Solana confirmed that, as of 5 AM (UTC), about 7,767 wallets had been exploited in the massive hack. The hack targeted Slope and Phantom wallets. The team encouraged users to switch to hardware wallets because “there’s no evidence hardware wallets have been impacted.”

A Solana user on Twitter reported the exploit hours before the confirmation, noting that over 500k worth of USDC had been drained. Since the hack continued, unconfirmed reports suggest that over $6M was stolen at the time of writing.

SOL is the only top crypto asset seeing a decline in 24 hours

The hack appears to have been connected to a private key compromise mechanism. The Solana team advised users who switch to hardware wallets to abandon their old wallets and create new seed phrases on their hardware wallets. Binance CEO, CZ, advised users to switch to cold wallets or centralised exchanges like Binance to safeguard their funds.

Following reports of the hack, several Solana RPC nodes went offline after being subjected to a DDoS attack to slow down the hack.

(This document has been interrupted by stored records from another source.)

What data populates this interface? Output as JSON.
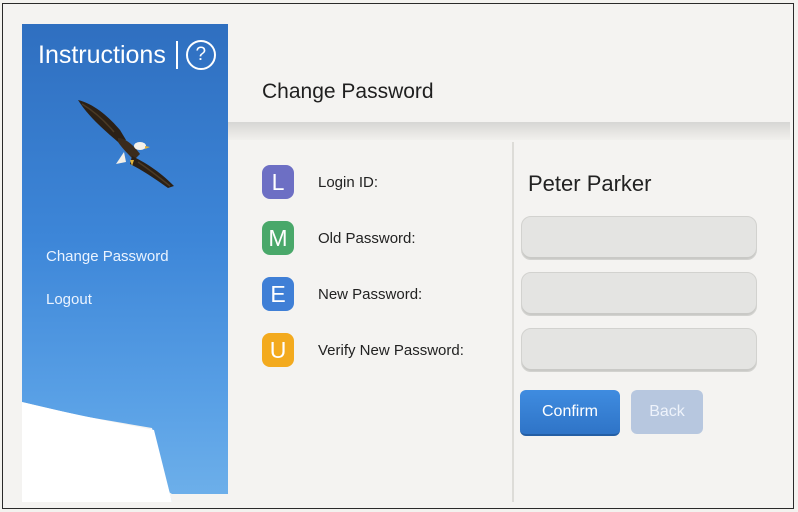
{
  "sidebar": {
    "instructions_label": "Instructions",
    "help_glyph": "?",
    "nav_items": [
      {
        "label": "Change Password"
      },
      {
        "label": "Logout"
      }
    ],
    "gradient_colors": [
      "#2f6fc0",
      "#6eb0ea"
    ]
  },
  "main": {
    "page_title": "Change Password",
    "rows": [
      {
        "letter": "L",
        "color": "#6d6fc4",
        "label": "Login ID:"
      },
      {
        "letter": "M",
        "color": "#49a86a",
        "label": "Old Password:"
      },
      {
        "letter": "E",
        "color": "#3f7fd6",
        "label": "New Password:"
      },
      {
        "letter": "U",
        "color": "#f3aa1e",
        "label": "Verify New Password:"
      }
    ],
    "login_value": "Peter Parker",
    "old_password": {
      "value": "",
      "placeholder": ""
    },
    "new_password": {
      "value": "",
      "placeholder": ""
    },
    "verify_password": {
      "value": "",
      "placeholder": ""
    },
    "confirm_label": "Confirm",
    "back_label": "Back"
  }
}
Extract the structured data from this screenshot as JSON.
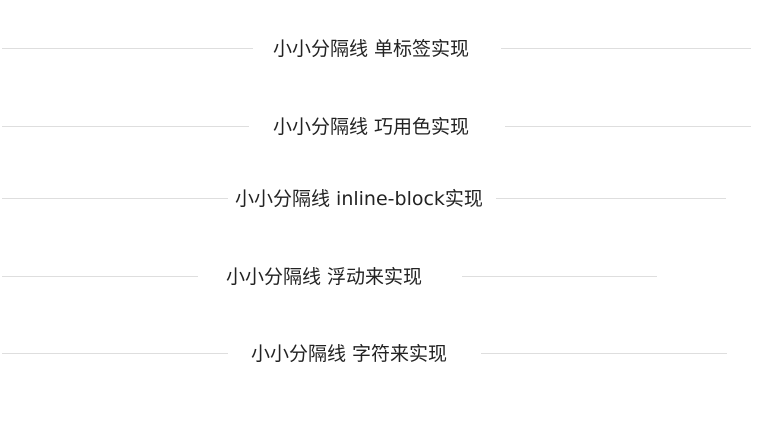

The architect of the DDoS is still unknown at the time of writing, but users assume it’s the Solana community.

Amidst all this, SOL appears to be the only asset on the list of top cryptocurrencies that have significantly declined in the past 24 hours. This is unsurprising because most SOL holders are likely to sell off their assets amid growing dread spread by the hack. In the past 24 hours, SOL has dipped by 4.46% – the only crypto asset seeing a decline in the last 24 hours amongst the top 20 cryptocurrencies as of press time.